Seattle essentially ripped up the two years that remained on Jackson's contract with the Raiders, which the Seahawks inherited when they acquired him for a fifth-round pick on March 17. He was previously due base salaries of $9.35 million and workout bonuses of $250,000 in each of the next two seasons before entering free agency in 2023.
Now, Jackson gets $10.075 million this year -- a $9 million signing bonus and $1.075 million in base salary -- along with $6 million in 2022 and $6.5 million in 2023. He's set to enter free agency in 2024.
Jackson's new deal significantly reduces what would have been a $9.6 million salary-cap charge for 2021, something the Seahawks had to do given their cap constraints. OverTheCap.com has the team at more than $1 million above the spending limit, though that accounting doesn't reflect the savings from Jackson's new contract or the costs of some of their other signings whose details have yet to be reported.
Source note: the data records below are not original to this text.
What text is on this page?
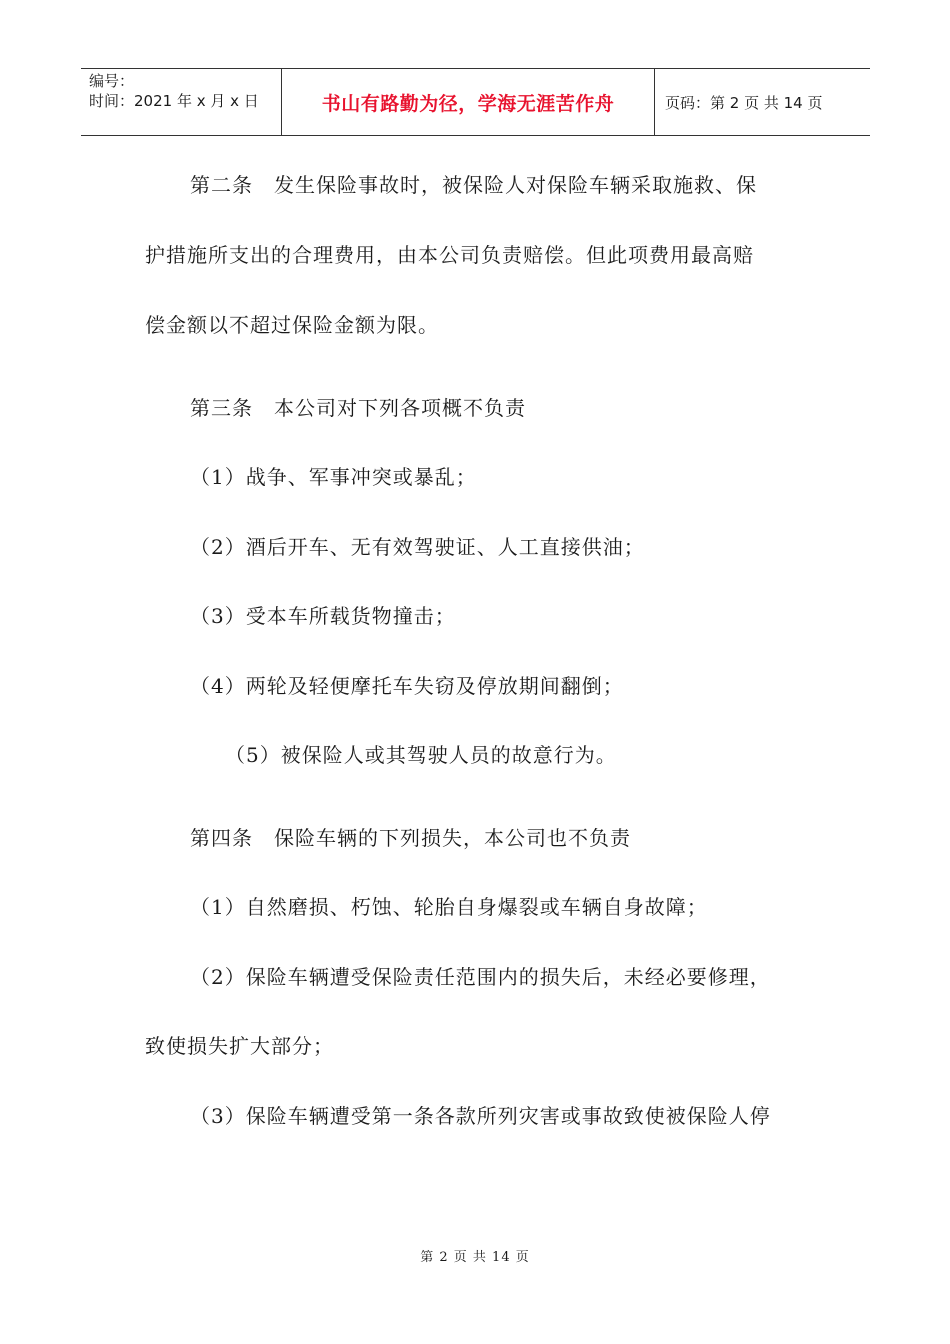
编号：
时间：2021 年 x 月 x 日	书山有路勤为径，学海无涯苦作舟	页码：第 2 页 共 14 页
第二条　发生保险事故时，被保险人对保险车辆采取施救、保
护措施所支出的合理费用，由本公司负责赔偿。但此项费用最高赔
偿金额以不超过保险金额为限。
第三条　本公司对下列各项概不负责
（1）战争、军事冲突或暴乱；
（2）酒后开车、无有效驾驶证、人工直接供油；
（3）受本车所载货物撞击；
（4）两轮及轻便摩托车失窃及停放期间翻倒；
（5）被保险人或其驾驶人员的故意行为。
第四条　保险车辆的下列损失，本公司也不负责
（1）自然磨损、朽蚀、轮胎自身爆裂或车辆自身故障；
（2）保险车辆遭受保险责任范围内的损失后，未经必要修理，
致使损失扩大部分；
（3）保险车辆遭受第一条各款所列灾害或事故致使被保险人停
第 2 页 共 14 页
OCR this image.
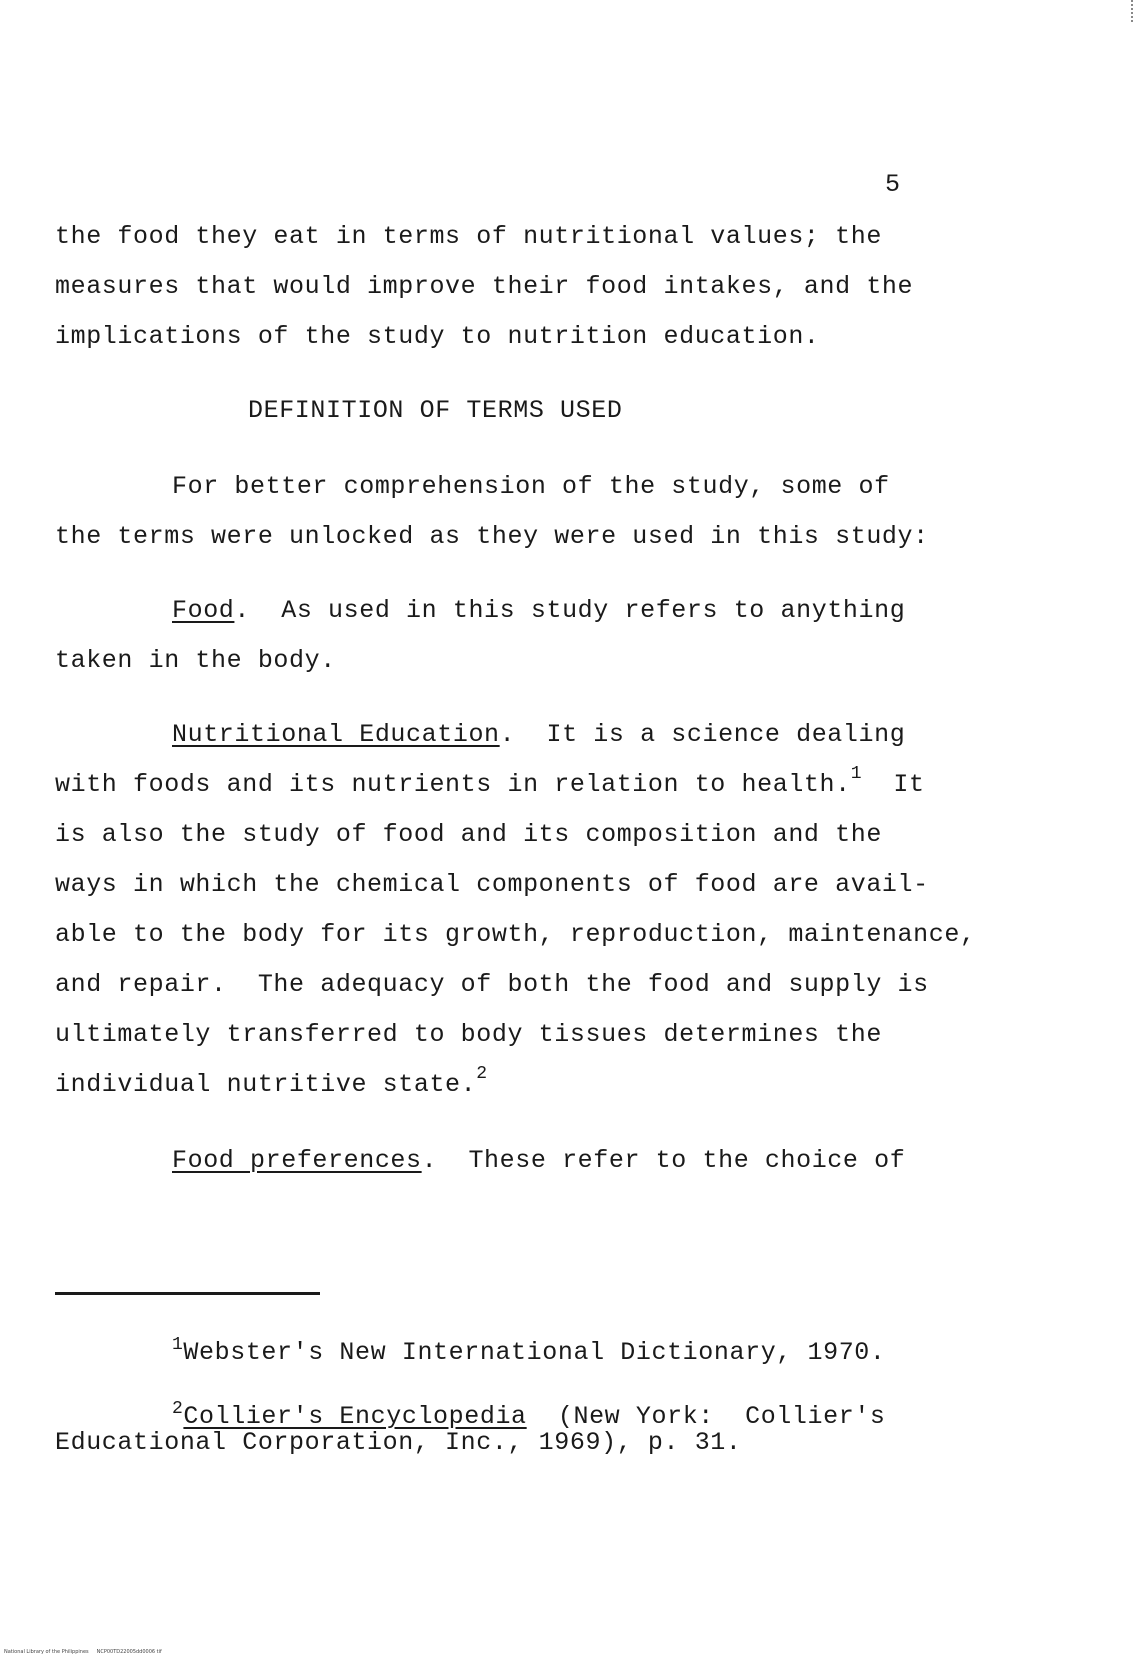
5
the food they eat in terms of nutritional values; the
measures that would improve their food intakes, and the
implications of the study to nutrition education.
DEFINITION OF TERMS USED
For better comprehension of the study, some of
the terms were unlocked as they were used in this study:
Food.  As used in this study refers to anything
taken in the body.
Nutritional Education.  It is a science dealing
with foods and its nutrients in relation to health.$^1$  It
is also the study of food and its composition and the
ways in which the chemical components of food are avail-
able to the body for its growth, reproduction, maintenance,
and repair.  The adequacy of both the food and supply is
ultimately transferred to body tissues determines the
individual nutritive state.$^2$
Food preferences.  These refer to the choice of
$^1$Webster's New International Dictionary, 1970.
$^2$Collier's Encyclopedia  (New York:  Collier's
Educational Corporation, Inc., 1969), p. 31.
National Library of the Philippines     NCP00TD22005dd0006 tif
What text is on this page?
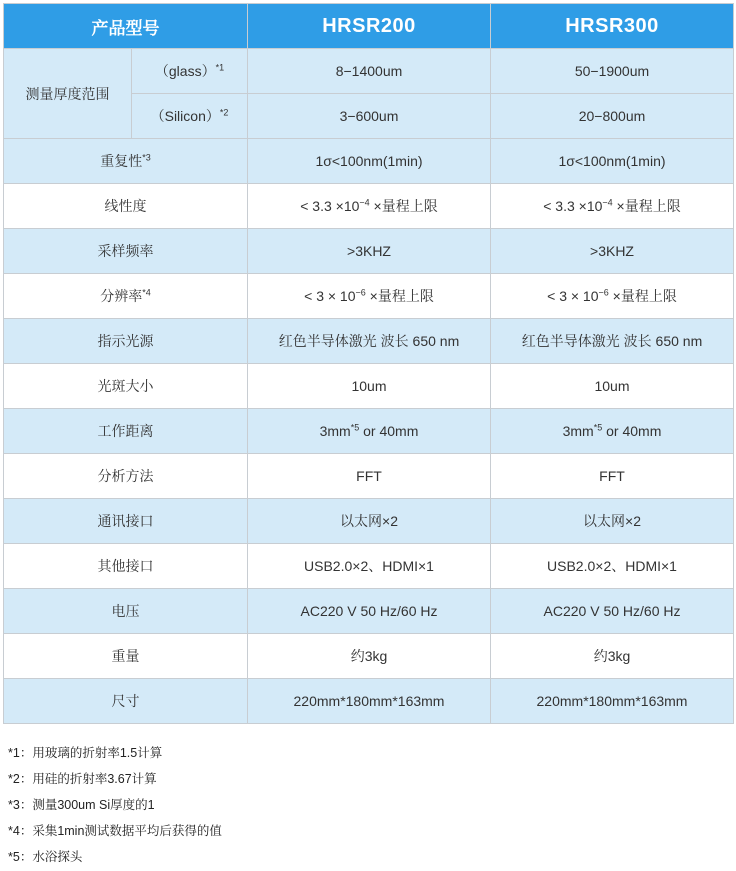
产品型号		HRSR200	HRSR300
测量厚度范围	（glass）$^{*1}$	8−1400um	50−1900um
	（Silicon）$^{*2}$	3−600um	20−800um
重复性$^{*3}$		1σ<100nm(1min)	1σ<100nm(1min)
线性度		< $3.3 \times 10^{-4}$ ×量程上限	< $3.3 \times 10^{-4}$ ×量程上限
采样频率		>3KHZ	>3KHZ
分辨率$^{*4}$		< $3 \times 10^{-6}$ ×量程上限	< $3 \times 10^{-6}$ ×量程上限
指示光源		红色半导体激光 波长 650 nm	红色半导体激光 波长 650 nm
光斑大小		10um	10um
工作距离		$3mm^{*5}$ or 40mm	$3mm^{*5}$ or 40mm
分析方法		FFT	FFT
通讯接口		以太网×2	以太网×2
其他接口		USB2.0×2、HDMI×1	USB2.0×2、HDMI×1
电压		AC220 V 50 Hz/60 Hz	AC220 V 50 Hz/60 Hz
重量		约3kg	约3kg
尺寸		220mm*180mm*163mm	220mm*180mm*163mm
*1：用玻璃的折射率1.5计算
*2：用硅的折射率3.67计算
*3：测量300um Si厚度的1
*4：采集1min测试数据平均后获得的值
*5：水浴探头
Jackson said in a videoconference with Seattle-area reporters Tuesday, in his first public comments since the trade, that his contract was extended but did not provide any details. The 29-year-old Jackson, who spent his first seven seasons with the Raiders, likened his new start in Seattle to the feeling of having just been drafted.
"It feels like I'm a rookie all over again," he said. "You get to go somewhere, meet new people and just start over."
As for his exit from the Raiders, Jackson said a contract dispute was part of it but declined to go into detail.
The Seahawks' trade for Jackson carried added significance in light of quarterback Russell Wilson's public lobbying for the team to improve his pass protection. Jackson ranks 18th in ESPN's pass block win rate as a guard over the past two seasons. Pro Football Focus did not attribute a single sack to him last season.
"He was excited," Jackson said when asked about a conversation he's had with Wilson since the trade. "I don't know if he was as excited as me, but we're excited to work together."
Jackson is the lone addition the Seahawks have made this offseason to their offensive line, which returns four starters from last season in left tackle Duane Brown, center Ethan Pocic, right guard Damien Lewis and right tackle Brandon Shell. However, the Seahawks could continue to look for someone to compete for the starting job at center after bringing Pocic back on a one-year deal worth $3 million guaranteed. It's also not clear which guard spot Jackson will play. He played on the left side his first two seasons, then moved to right guard in 2016 and has been there since.
He said he and the team haven't discussed in depth which position he'll play but that he'll do whatever the team wants.
"I know this is a great group of offensive [linemen]," he said. "I've watched them play and I'm just excited to play with them because I know we can be great."
Jackson was asked if Wilson's comments about his pass protection put Seattle's offensive line under the microscope.
"I wouldn't say that," he said. "As an offensive lineman or a player in general, I feel like you're always under the microscope. But the best thing you can do is just be yourself and work hard, take coaching and just do your best. And if you do everything right, you train right, you practice right and all that, it'll pay off on Sundays. Just do the small things."